Nonostante sottovalutazione e dividendo elevato, le azioni Pirelli non sono riuscite nelle ultime sedute ad accordarsi al forte rialzo che ha caratterizzato il Ftse Mib Index. Ad esempio, nelle ultime 7 sedute la sua performance al rialzo è stata il 50% rispetto a quella dell’indice italiano.

Cosa fare con azioni che stentano in un contesto rialzista?

Sicuramente molto dipenderà sia dalle indicazioni che arrivano dai fondamentali che dall’analisi grafica.

Le indicazioni dell’analisi fondamentale

Qualunque sia la metrica utilizzata, la valutazione basata sui multipli di mercato restituisce un titolo azionario con un’interessante sottovalutazione che arriva anche al 50% quando si considerano il rapporto prezzo su utili e il Price to Book ratio. Solo il rapporto tra prezzo e fatturato, che nel caso specifico di Pirelli è pari a 0,7, restituisce una sottovalutazione di circa il 10%. Tuttavia, questo è un livello relativamente basso non solo rispetto al settore di riferimento, ma anche in assoluto.

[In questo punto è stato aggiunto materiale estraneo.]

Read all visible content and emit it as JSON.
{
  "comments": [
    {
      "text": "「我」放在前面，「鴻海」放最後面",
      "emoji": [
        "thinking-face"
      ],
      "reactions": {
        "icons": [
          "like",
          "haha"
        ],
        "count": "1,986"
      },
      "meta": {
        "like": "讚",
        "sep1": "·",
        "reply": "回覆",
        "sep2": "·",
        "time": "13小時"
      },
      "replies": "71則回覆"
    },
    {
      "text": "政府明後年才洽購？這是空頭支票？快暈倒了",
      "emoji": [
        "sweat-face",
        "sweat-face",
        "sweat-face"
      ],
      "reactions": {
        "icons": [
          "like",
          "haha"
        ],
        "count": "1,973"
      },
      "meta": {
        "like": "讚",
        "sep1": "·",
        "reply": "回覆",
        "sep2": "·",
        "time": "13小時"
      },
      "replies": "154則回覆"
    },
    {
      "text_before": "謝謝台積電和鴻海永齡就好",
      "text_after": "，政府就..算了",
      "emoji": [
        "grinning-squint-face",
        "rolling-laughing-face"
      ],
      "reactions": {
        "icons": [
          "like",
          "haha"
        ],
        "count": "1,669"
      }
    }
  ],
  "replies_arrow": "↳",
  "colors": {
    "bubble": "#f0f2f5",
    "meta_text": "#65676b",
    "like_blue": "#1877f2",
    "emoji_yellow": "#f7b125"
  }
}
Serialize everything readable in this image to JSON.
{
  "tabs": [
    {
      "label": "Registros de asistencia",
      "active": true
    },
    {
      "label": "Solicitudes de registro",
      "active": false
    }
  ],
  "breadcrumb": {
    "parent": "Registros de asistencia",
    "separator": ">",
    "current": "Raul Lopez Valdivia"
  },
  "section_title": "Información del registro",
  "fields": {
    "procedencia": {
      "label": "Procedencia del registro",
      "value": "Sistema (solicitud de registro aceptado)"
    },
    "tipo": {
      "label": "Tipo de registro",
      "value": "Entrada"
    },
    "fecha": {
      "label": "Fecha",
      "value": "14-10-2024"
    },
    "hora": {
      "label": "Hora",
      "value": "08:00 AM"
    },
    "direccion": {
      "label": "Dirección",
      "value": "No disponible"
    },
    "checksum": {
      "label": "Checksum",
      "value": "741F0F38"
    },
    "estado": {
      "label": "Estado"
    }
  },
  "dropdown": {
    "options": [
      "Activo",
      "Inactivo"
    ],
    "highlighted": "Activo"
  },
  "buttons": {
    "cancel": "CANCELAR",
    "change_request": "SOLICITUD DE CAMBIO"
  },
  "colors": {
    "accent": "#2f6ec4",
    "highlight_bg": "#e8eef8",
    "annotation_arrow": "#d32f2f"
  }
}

La situazione finanziaria, poi, è buona, con un indice di liquidità superiore a 1 e un rapporto tra debito e capitalizzazione pari a circa il 90%.

Per quel che riguarda il rendimento del dividendo, invece, allo stato attuale è pari al 4,5%, mentre per gli anni a venire è visto in crescita su livelli superiori al 5%.

Per una panoramica completa sul titolo si rimanda ai report precedenti.

Cosa fare con azioni che stentano in un contesto rialzista secondo l’analisi grafica

Il titolo Pirelli (MIL:PRC) ha chiuso la seduta del 20 ottobre in area 3,585 euro, con un rialzo dello 0,45% rispetto alla seduta precedente.

La relativa debolezza del titolo è chiaramente visibile dal grafico e ha una spiegazione. Le quotazioni, infatti, sono alle prese con la forte resistenza in area 3,589 euro (I obiettivo di prezzo). Un livello che sta frenando da ormai una settimana le spinte rialziste. Il futuro del titolo Pirelli, quindi, potrebbe dipendere da quanto accadrà in prossimità di questo livello.

Una decisa chiusura superiore a 3,589 euro potrebbe aprire le porte verso gli obiettivi indicati in figura, con la massima estensione rialzista in area 4,159 euro (III obiettivo di prezzo). Una conferma in tal senso potrebbe arrivare da una chiusura giornaliera superiore a 3,689 euro.

L’inversione ribassista, invece, potrebbe concretizzarsi con una chiusura giornaliera inferiore a 3,413 euro. In questo caso andrebbero calcolati gli obiettivi ribassisti.